Monday, February 26, 2007

Ashes to Ashes: A Ritual

Yesterday Bruce and I did not want to get up for a morning service so we decided to go to the Brooklyn UU church and take part in their new "Sunset Services." This is something new they are trying out and it is aimed at young people. So Bruce and I found that we were the oldest people in attendance.

The ritual reminded me of some of our reflections groups at BSEC when Kurt Johnson used to lead them. I remember one in particular where we were supposed to choose an object that had some symbolic meaning to us and lay it on a sort of altar while meditating. This seems to bring a focus to one's inner thoughts.

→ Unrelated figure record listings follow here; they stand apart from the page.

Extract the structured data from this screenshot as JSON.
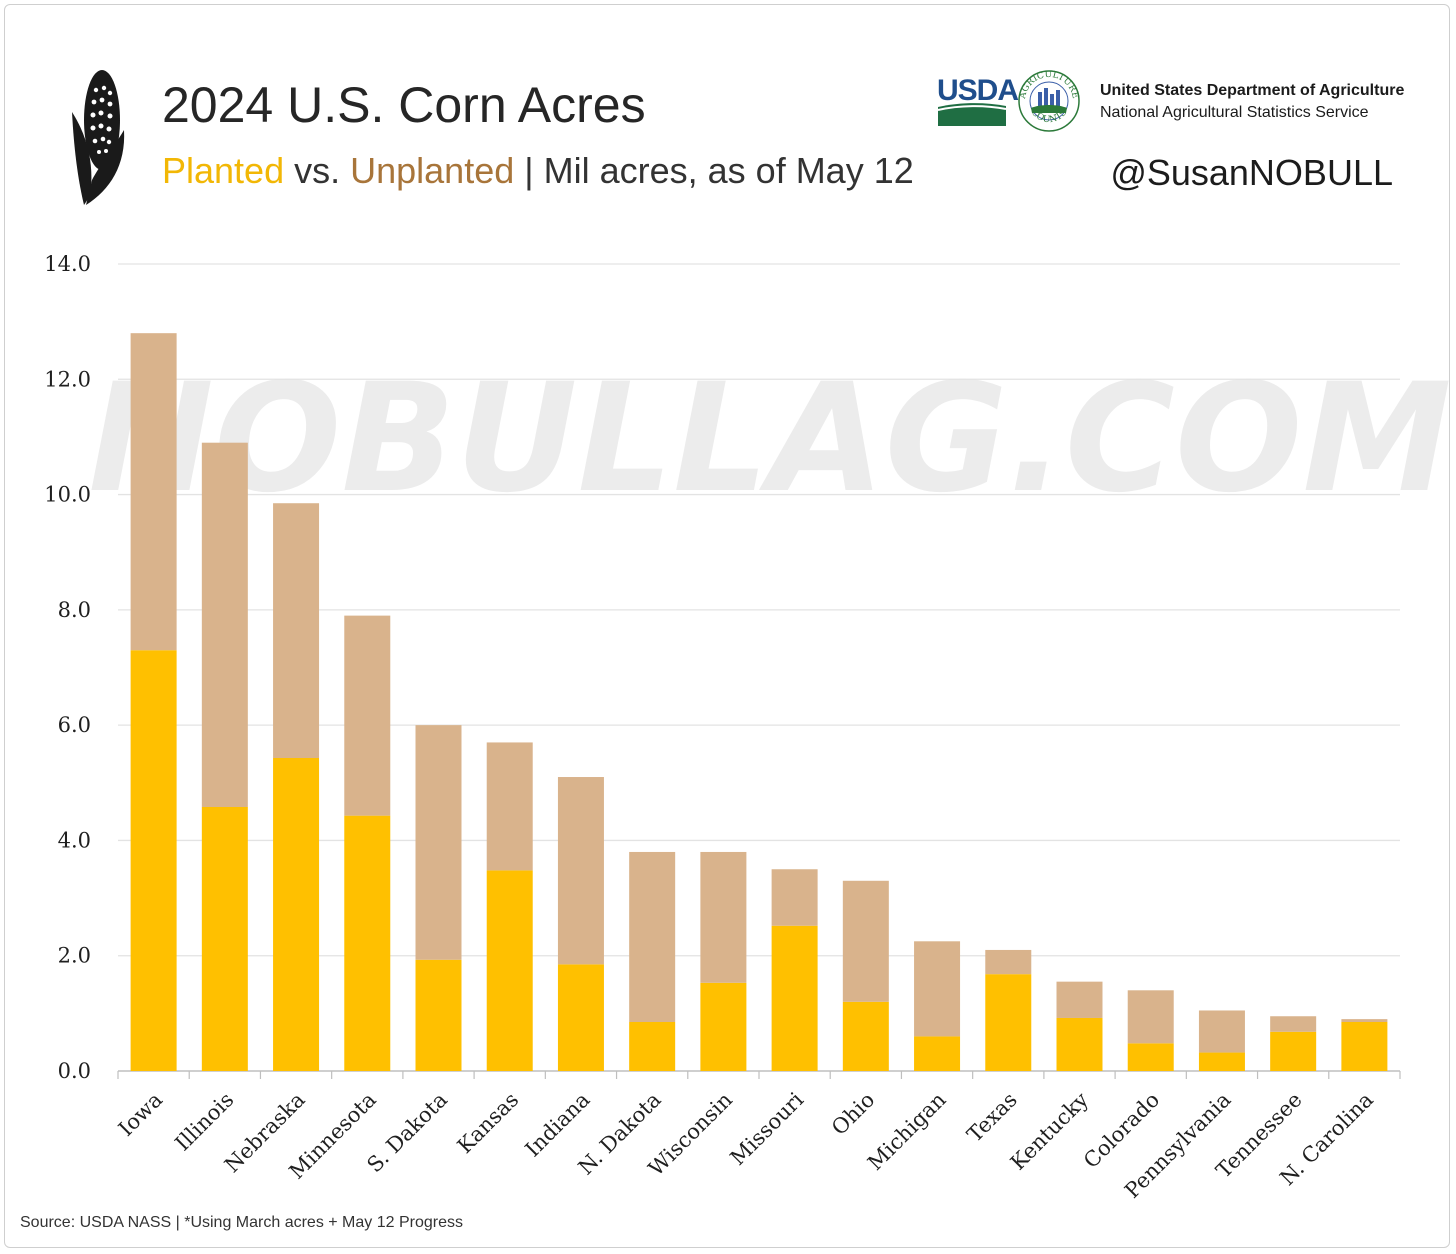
{
  "header": {
    "title": "2024 U.S. Corn Acres",
    "subtitle_planted": "Planted",
    "subtitle_vs": " vs. ",
    "subtitle_unplanted": "Unplanted",
    "subtitle_rest": " | Mil acres, as of May 12",
    "handle": "@SusanNOBULL"
  },
  "logo": {
    "usda_word": "USDA",
    "counts_top": "AGRICULTURE",
    "counts_bottom": "COUNTS",
    "agency_name": "United States Department of Agriculture",
    "agency_sub": "National Agricultural Statistics Service"
  },
  "watermark": "NOBULLAG.COM",
  "footer": {
    "source": "Source: USDA NASS | *Using March acres + May 12 Progress"
  },
  "colors": {
    "planted": "#FFC000",
    "unplanted": "#D9B38C",
    "planted_text": "#F2B705",
    "unplanted_text": "#A8753A",
    "grid": "#e3e3e3",
    "axis": "#bfbfbf"
  },
  "icons": [
    "corn-icon",
    "usda-logo-icon",
    "agriculture-counts-icon"
  ],
  "chart_data": {
    "type": "bar",
    "stacked": true,
    "categories": [
      "Iowa",
      "Illinois",
      "Nebraska",
      "Minnesota",
      "S. Dakota",
      "Kansas",
      "Indiana",
      "N. Dakota",
      "Wisconsin",
      "Missouri",
      "Ohio",
      "Michigan",
      "Texas",
      "Kentucky",
      "Colorado",
      "Pennsylvania",
      "Tennessee",
      "N. Carolina"
    ],
    "series": [
      {
        "name": "Planted",
        "values": [
          7.3,
          4.58,
          5.43,
          4.43,
          1.93,
          3.48,
          1.85,
          0.85,
          1.53,
          2.52,
          1.2,
          0.6,
          1.68,
          0.92,
          0.48,
          0.32,
          0.68,
          0.85
        ]
      },
      {
        "name": "Unplanted",
        "values": [
          5.5,
          6.32,
          4.42,
          3.47,
          4.07,
          2.22,
          3.25,
          2.95,
          2.27,
          0.98,
          2.1,
          1.65,
          0.42,
          0.63,
          0.92,
          0.73,
          0.27,
          0.05
        ]
      }
    ],
    "yticks": [
      "0.0",
      "2.0",
      "4.0",
      "6.0",
      "8.0",
      "10.0",
      "12.0",
      "14.0"
    ],
    "ylim": [
      0,
      14
    ],
    "grid": true,
    "legend": "in subtitle"
  }
}
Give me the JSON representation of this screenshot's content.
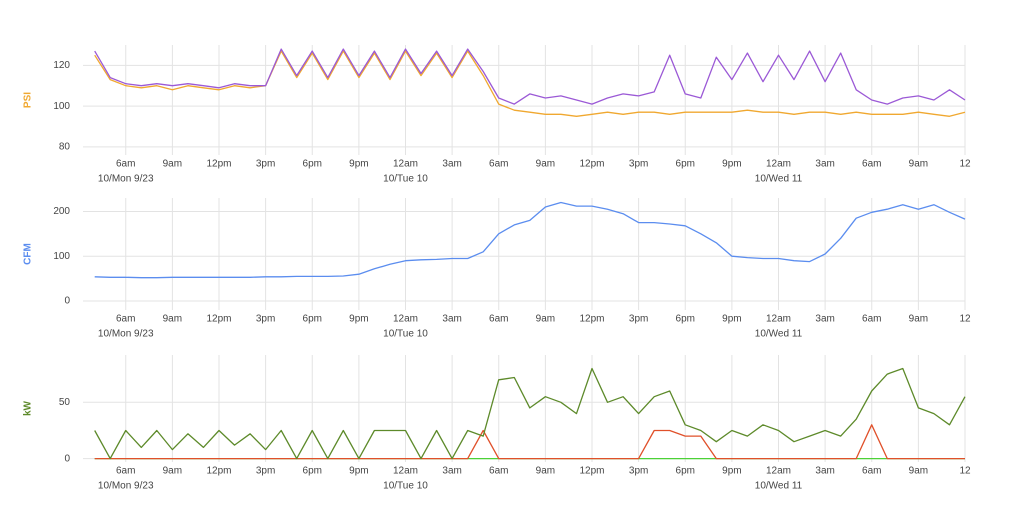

In last night's ritual we thought about the body, ashes, earth, decomposition, and without mentioning it too explicitly, death. We sang several hymns, one of which I remember. It went, "Brother, Sister, take your time, go slowly...simple things are holy." There was a bit more but this is what stood out in my mind. At the same time we watched a slide show of sonograms showing the fetus, hands, beach sand, etc. After singing hymns and doing readings (after each sentence the person reading the words came up and burned them in the chalice), we did "holy play" which consisted of touching, manipulating and playing with clay, sand and dirt. I liked the sand best and felt that I found a piece of bone in it that seemed like a treasure. Some of the young women took off their shoes and socks and walked and danced in the dirt pile, so they really got deeply involved in it.

We passed around the bowl of burnt words and each of us took some of the ashes. Some of this was tied in with the Christian ritual of Ash Wednesday but the woman running the worship said that often they simply put the ashes on your forehead for that ritual and you do not get to touch them. The ashes were stark black and soft and crumbly. I rubbed them between my fingers and they crumbled more and more and left a stain on my hand. They were very fragile, fragile as life.

Afterwards we went to a bowl of soapy water and washed up. Someone made a joke about footwashing and another person said that would be a whole other ritual. Actually I think I would enjoy that. It would be an experience I have not had. This was meaningful and yet part of it was just like being a kid playing in the sandbox again.

When it ended we just went home. I seem to be shy around much younger people. I don't know why that is. But it was a nice mellow experience. We were in a small chapel downstairs in the church, and a concert with Gregorian chanting was going on upstairs. The stained glass windows were very Christian but the ritual was earth-centered, and almost pagan.

I find I like more traditional services but once in a while something like this can be food for thought. Maybe food for the soul as well. It is certainly more nourishing than a place where we have to constantly struggle. That's for the workaday world, and should not be for the church or other spiritual experiences.

I also felt that it was easier for the younger people to do an exercise with the overtones of bodily limitations and death, because it seems far away to them, as if it will never happen. Whereas for us fifty-somethings, having already been brought face to face with mortality, it was harder to enter into a ritual like this in a playful mode, for I felt the reminder as I dug my hands through the decomposed plants and animals contained in the dirt. The song, "All we are is dust in the wind," seemed most appropriate.

In all, it was well worth going there and a little step back from everyday life that I think we both needed. We will keep on exploring there.